As a parent who has tried – and failed – to master any language other than English, I want to spare my tots the monotony and frustration that comes with verb tables and vocabulary tests. If that’s the case, experts say I should start now. Young kids are like little sponges, learning at an alarming rate and soaking up all sorts of valuable information (including some details you’d rather they ignore). ‘Being raised with one or more languages is a gift for life,’ says Silke Rehman, founder of the Multilingual Network in Dubai. ‘It means access to another culture, heightened self-esteem, increased career options and more flexible and divergent thinking.’

Contrary to popular myth, growing up learning two, three or even more languages is not confusing to kids.

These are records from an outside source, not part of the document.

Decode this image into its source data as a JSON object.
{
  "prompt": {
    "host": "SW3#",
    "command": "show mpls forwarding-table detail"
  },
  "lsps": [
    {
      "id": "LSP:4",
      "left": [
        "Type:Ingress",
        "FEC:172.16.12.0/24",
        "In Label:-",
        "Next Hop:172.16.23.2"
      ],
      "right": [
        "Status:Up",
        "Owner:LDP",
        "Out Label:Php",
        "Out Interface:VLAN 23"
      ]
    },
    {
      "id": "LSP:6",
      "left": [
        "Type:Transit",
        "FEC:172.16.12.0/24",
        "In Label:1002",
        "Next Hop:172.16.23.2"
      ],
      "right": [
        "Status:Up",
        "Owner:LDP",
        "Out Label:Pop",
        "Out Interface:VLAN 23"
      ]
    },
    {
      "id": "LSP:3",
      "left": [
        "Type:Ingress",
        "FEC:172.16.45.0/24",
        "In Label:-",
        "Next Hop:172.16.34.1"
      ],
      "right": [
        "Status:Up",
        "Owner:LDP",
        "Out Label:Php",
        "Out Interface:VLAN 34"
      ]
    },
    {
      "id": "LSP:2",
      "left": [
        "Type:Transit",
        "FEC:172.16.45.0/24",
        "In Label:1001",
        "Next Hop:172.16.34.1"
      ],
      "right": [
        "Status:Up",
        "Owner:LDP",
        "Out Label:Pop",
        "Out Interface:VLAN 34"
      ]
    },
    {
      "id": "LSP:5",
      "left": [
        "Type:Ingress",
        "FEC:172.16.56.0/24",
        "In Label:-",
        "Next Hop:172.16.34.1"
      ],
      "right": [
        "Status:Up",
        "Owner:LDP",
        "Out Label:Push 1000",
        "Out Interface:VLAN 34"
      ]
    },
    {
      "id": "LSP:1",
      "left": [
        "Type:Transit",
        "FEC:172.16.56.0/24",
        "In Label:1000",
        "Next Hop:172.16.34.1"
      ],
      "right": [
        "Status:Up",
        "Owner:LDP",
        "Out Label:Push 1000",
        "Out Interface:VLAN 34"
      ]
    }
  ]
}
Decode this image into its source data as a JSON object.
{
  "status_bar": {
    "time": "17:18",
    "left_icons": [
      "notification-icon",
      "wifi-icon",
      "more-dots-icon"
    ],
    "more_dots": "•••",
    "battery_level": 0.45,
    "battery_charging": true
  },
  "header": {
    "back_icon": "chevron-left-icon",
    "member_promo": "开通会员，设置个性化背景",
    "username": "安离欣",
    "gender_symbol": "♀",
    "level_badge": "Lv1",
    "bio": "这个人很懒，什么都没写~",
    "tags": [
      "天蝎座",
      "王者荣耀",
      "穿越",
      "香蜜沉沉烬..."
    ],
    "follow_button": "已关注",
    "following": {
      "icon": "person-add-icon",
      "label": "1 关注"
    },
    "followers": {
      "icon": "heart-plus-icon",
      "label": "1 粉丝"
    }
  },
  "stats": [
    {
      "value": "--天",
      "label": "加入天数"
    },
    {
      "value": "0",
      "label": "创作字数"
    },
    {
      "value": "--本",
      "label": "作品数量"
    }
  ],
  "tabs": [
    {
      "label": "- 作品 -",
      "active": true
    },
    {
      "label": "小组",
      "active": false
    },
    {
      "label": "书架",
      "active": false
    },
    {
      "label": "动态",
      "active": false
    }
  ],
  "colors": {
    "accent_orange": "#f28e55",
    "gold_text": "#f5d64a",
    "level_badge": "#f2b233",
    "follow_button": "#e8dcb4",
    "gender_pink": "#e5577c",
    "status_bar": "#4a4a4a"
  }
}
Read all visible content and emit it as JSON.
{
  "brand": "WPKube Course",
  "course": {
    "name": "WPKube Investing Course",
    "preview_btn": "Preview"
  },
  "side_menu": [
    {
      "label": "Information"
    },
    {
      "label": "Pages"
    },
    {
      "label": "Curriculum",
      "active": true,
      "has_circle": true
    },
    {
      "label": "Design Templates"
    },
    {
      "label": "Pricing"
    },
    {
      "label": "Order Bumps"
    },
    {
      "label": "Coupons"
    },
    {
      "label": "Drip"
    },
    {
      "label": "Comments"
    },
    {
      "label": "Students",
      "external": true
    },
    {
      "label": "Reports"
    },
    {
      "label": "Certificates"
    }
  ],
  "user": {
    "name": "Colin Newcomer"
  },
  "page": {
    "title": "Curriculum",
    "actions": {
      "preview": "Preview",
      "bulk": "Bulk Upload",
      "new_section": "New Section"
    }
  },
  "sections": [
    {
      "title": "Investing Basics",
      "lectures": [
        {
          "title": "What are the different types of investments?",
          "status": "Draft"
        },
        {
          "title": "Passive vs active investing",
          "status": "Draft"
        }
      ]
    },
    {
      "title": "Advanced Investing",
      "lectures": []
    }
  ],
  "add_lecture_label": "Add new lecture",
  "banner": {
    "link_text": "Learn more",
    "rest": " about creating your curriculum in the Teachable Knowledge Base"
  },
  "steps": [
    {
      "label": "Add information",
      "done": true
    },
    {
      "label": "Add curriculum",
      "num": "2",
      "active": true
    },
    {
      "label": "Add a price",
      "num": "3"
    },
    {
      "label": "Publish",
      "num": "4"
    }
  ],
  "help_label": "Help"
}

Nor does it slow down speech and development or hold them back at school, as long as mums and dads provide the right support and make sure their kids are exposed to the language in a consistent and structured way. ‘Kids can grow up with several languages without any issue,’ says Rehman. ‘The brain is capable of learning lots of languages. The limit is only the capability and energy of the parents.’

Of course, the earlier you start, the better. Teach a child a foreign language from the day they’re born and they’ll be able to remember and differentiate sounds they hear during the first months of life. ‘If a baby hears Chinese on a regular basis, he’ll be able to distinguish between sounds that, to us adults, would all sound the same,’ she says. But, she warns, if those sounds are not repeated regularly, the brain, in its efficiency, ditches them in favour of new knowledge.

But don’t panic. It’s never too late for an older child to pick up a new lingo. In fact, you’ll be amazed at how quickly they can learn, provided you decide on a clear strategy and stick to it. Many kids over here are fortunate enough to have mum speaking one language and dad another, but even this ‘one person, one language’ method requires parental commitment.